Al di là di trame e suggestioni, Conte sul dossier Autostrade si gioca molto. L’intervista al Fatto Quotidiano ha segnato un cambio di passo nella sua strategia. E, prima del Cdm, il premier non cambia linea. «O Aspi accetta le condizioni che il governo le ha già sottoposto o ci sarà la revoca», è l’ultimo avvertimento con cui Conte entra alla riunione di Palazzo Chigi.
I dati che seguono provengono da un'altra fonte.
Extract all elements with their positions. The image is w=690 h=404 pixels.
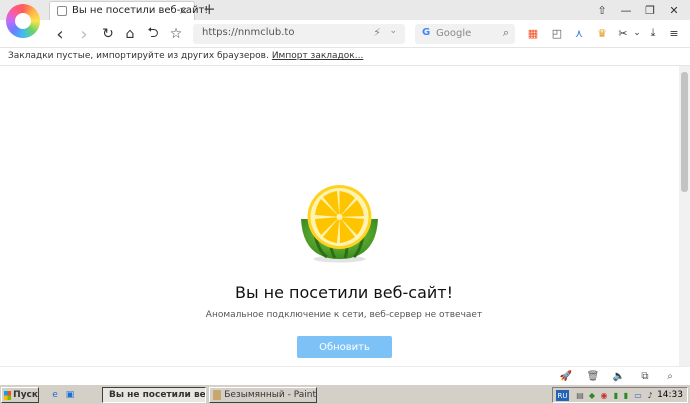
ie-icon[interactable]: e [48, 388, 62, 402]
signal-icon[interactable]: ▮ [611, 390, 621, 401]
lightning-icon[interactable]: ⚡ [373, 26, 381, 39]
download-icon[interactable]: ⤓ [645, 25, 661, 41]
search-input[interactable]: Google [436, 28, 471, 39]
error-subtitle: Аномальное подключение к сети, веб-серве… [205, 310, 483, 320]
lemon-watermelon-icon [301, 185, 378, 263]
shield-icon[interactable]: ◆ [587, 390, 597, 401]
tab-active[interactable]: Вы не посетили веб-сайт! × [49, 1, 208, 20]
start-label: Пуск [13, 390, 38, 400]
trash-icon[interactable]: 🗑 [586, 369, 600, 383]
translate-icon[interactable]: ⋏ [571, 25, 587, 41]
desktop-icon[interactable]: ▣ [63, 388, 77, 402]
taskbar-item-label: Безымянный - Paint [224, 390, 316, 400]
rocket-icon[interactable]: 🚀 [559, 369, 573, 383]
window-controls: ⇧ — ❐ ✕ [590, 2, 686, 18]
forward-button[interactable]: › [74, 24, 94, 45]
paint-icon [213, 390, 222, 400]
system-tray: RU ▤ ◆ ◉ ▮ ▮ ▭ ♪ 14:33 [552, 387, 688, 403]
browser-logo-icon[interactable] [6, 4, 40, 38]
bookmark-star-icon[interactable]: ☆ [166, 24, 186, 44]
apps-grid-icon[interactable]: ▦ [525, 25, 541, 41]
browser-status-bar: 🚀 🗑 🔈 ⧉ ⌕ [0, 366, 690, 384]
vertical-scrollbar[interactable] [679, 66, 690, 366]
close-window-button[interactable]: ✕ [662, 2, 686, 18]
chevron-down-icon[interactable]: ⌄ [389, 26, 397, 36]
volume-icon[interactable]: ♪ [645, 390, 655, 401]
search-icon[interactable]: ⌕ [503, 26, 509, 40]
copy-icon[interactable]: ⧉ [638, 369, 652, 383]
reload-page-button[interactable]: Обновить [297, 336, 392, 358]
google-icon: G [422, 27, 431, 38]
url-text[interactable]: https://nnmclub.to [202, 27, 294, 38]
minimize-button[interactable]: — [614, 2, 638, 18]
clock: 14:33 [657, 390, 683, 400]
tab-close-icon[interactable]: × [179, 4, 188, 17]
signal-icon[interactable]: ▮ [621, 390, 631, 401]
scrollbar-thumb[interactable] [681, 72, 688, 192]
taskbar-item-paint[interactable]: Безымянный - Paint [209, 387, 317, 403]
toolbar: ‹ › ↻ ⌂ ⮌ ☆ https://nnmclub.to ⚡ ⌄ G Goo… [0, 20, 690, 48]
bookmarks-bar: Закладки пустые, импортируйте из других … [0, 48, 690, 66]
chevron-down-icon[interactable]: ⌄ [629, 25, 645, 41]
windows-logo-icon [4, 390, 12, 400]
reload-button[interactable]: ↻ [98, 24, 118, 44]
taskbar-item-browser[interactable]: Вы не посетили веб-сайт! [102, 387, 206, 403]
menu-icon[interactable]: ≡ [666, 25, 682, 41]
network-icon[interactable]: ▤ [575, 390, 585, 401]
undo-close-button[interactable]: ⮌ [143, 24, 163, 44]
taskbar-item-label: Вы не посетили веб-сайт! [109, 390, 206, 400]
windows-taskbar: Пуск e ▣ Вы не посетили веб-сайт! Безымя… [0, 384, 690, 404]
tab-list-icon[interactable]: ⇧ [590, 2, 614, 18]
extension-icon[interactable]: ♛ [594, 25, 610, 41]
language-indicator[interactable]: RU [556, 390, 569, 401]
page-icon [57, 6, 67, 16]
zoom-icon[interactable]: ⌕ [663, 369, 677, 383]
import-bookmarks-link[interactable]: Импорт закладок... [272, 51, 363, 61]
speaker-icon[interactable]: 🔈 [612, 369, 626, 383]
bookmarks-empty-text: Закладки пустые, импортируйте из других … [8, 51, 269, 61]
home-button[interactable]: ⌂ [120, 24, 140, 44]
error-title: Вы не посетили веб-сайт! [234, 283, 454, 302]
back-button[interactable]: ‹ [50, 24, 70, 45]
ublock-icon[interactable]: ◰ [549, 25, 565, 41]
page-content: Вы не посетили веб-сайт! Аномальное подк… [0, 66, 679, 366]
maximize-button[interactable]: ❐ [638, 2, 662, 18]
new-tab-button[interactable]: + [203, 0, 216, 18]
start-button[interactable]: Пуск [1, 387, 39, 403]
search-box[interactable]: G Google ⌕ [415, 24, 515, 44]
antivirus-icon[interactable]: ◉ [599, 390, 609, 401]
title-bar: Вы не посетили веб-сайт! × + ⇧ — ❐ ✕ [0, 0, 690, 20]
address-bar[interactable]: https://nnmclub.to ⚡ ⌄ [193, 24, 405, 44]
monitor-icon[interactable]: ▭ [633, 390, 643, 401]
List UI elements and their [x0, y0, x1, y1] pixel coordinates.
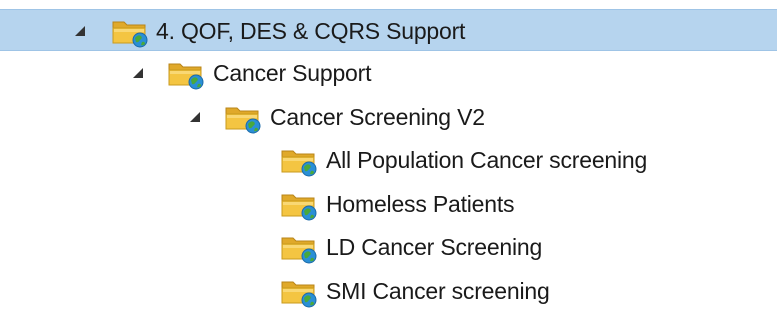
folder-globe-icon	[280, 232, 318, 264]
tree-node-label: Cancer Support	[213, 60, 372, 86]
tree-node-all-population-cancer-screening[interactable]: All Population Cancer screening	[0, 139, 777, 181]
folder-tree: 4. QOF, DES & CQRS Support Cancer Suppor…	[0, 0, 777, 308]
expanded-triangle-icon[interactable]	[188, 110, 202, 124]
tree-node-cancer-screening-v2[interactable]: Cancer Screening V2	[0, 96, 777, 138]
tree-node-label: Cancer Screening V2	[270, 104, 485, 130]
tree-node-label: 4. QOF, DES & CQRS Support	[156, 18, 466, 44]
tree-node-qof-des-cqrs-support[interactable]: 4. QOF, DES & CQRS Support	[0, 9, 777, 51]
folder-globe-icon	[167, 58, 205, 90]
tree-node-cancer-support[interactable]: Cancer Support	[0, 52, 777, 94]
tree-node-label: All Population Cancer screening	[326, 147, 648, 173]
folder-globe-icon	[280, 276, 318, 308]
folder-globe-icon	[280, 145, 318, 177]
folder-globe-icon	[111, 16, 149, 48]
tree-node-homeless-patients[interactable]: Homeless Patients	[0, 183, 777, 225]
folder-globe-icon	[224, 102, 262, 134]
folder-globe-icon	[280, 189, 318, 221]
expanded-triangle-icon[interactable]	[131, 66, 145, 80]
tree-node-label: Homeless Patients	[326, 191, 515, 217]
tree-node-label: LD Cancer Screening	[326, 234, 543, 260]
expanded-triangle-icon[interactable]	[73, 24, 87, 38]
tree-node-ld-cancer-screening[interactable]: LD Cancer Screening	[0, 226, 777, 268]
Anche perché, dice ai suoi, «non si può tergiversare». Il premier non è disposto a fare passi indietro sul taglio delle tariffe autostradali, sulla modifica dell’articolo 35 del decreto Milleproroghe che riduce da 23 a 7 miliardi l’indennizzo in caso di revoca, sulla manleva per sollevare lo Stato dalle richieste risarcitorie legate al ponte Morandi e sul diritto di recesso, per il futuro, in caso di gravi inadempienze del concessionario risarcendo solo gli investimenti non ammortizzati.
Ma la novità che permette alla trattativa di sbloccarsi riguarda l’azionariato: i Benetton danno la disponibilità allo scorporo di Autostrade rispetto ad Atlantia, al contemporaneo ingresso di Cdp in Aspi e alla successiva quotazione in Borsa.
Il processo, che secondo fonti di governo si consumerebbe nel giro di sei mesi o un anno, avverrebbe in due fasi: nella prima Cdp entrerebbe con il 51% e ci sarebbe lo scorporo che porterebbe il peso della famiglia Benetton tra il 10 e il 12%, soglia sotto la quale non si entra in Cda; nella seconda ci sarebbe la quotazione in che dovrebbe portare a una società con un azionariato diffuso alto, fino al 50%, in cui potrebbero entrare nuovi soci, con un’operazione di mercato, abbassando ulteriormente il peso della famiglia Benetton. Ma sul range temporale dell’uscita dei Benetton il M5S mostra subito un evidente scetticismo. «È un tempo troppo lungo», spiega una fonte autorevole del Movimento. Che, già nel pomeriggio, non nascondeva l’irritazione per la gestione di De Micheli, inserita - nelle ipotesi pentastellate - nella casella degli addii in un eventuale rimpasto a settembre. Trapela in giornata una lettera di marzo in cui la ministra spingeva per un accordo e chiedeva a Conte di agire ma la cosa non piace ad alcuni tra i Dem: «Non è iniziativa del Pd», dicono dal partito, mentre tra le fila parlamentari emergono diverse anime. Attorno alla mezzanotte, quando il Cdm viene sospeso, la proposta dell’azienda non convince ancora il governo: «Non è abbastanza», osserva il premier. Ma si decide di trattare, fino in fondo, per evitare la revoca: il negoziato con gli «sherpa» dei Benetton continua in parallelo. All’alba in Consiglio dei ministri, dopo un cornetto offerto a tutti i colleghi da Vincenzo Spadafora, si legge l’ultima lettera inviata dall’azienda: «Accoglie tutte le richieste del governo», dice un ministro. Il M5s chiede fino all’ultimo garanzie che Benetton esca davvero dall’azienda. La revoca della concessione non viene tolta dal tavolo, visto che gli aspetti tecnici del negoziato dovranno essere perfezionati, ma appare ormai molto lontana.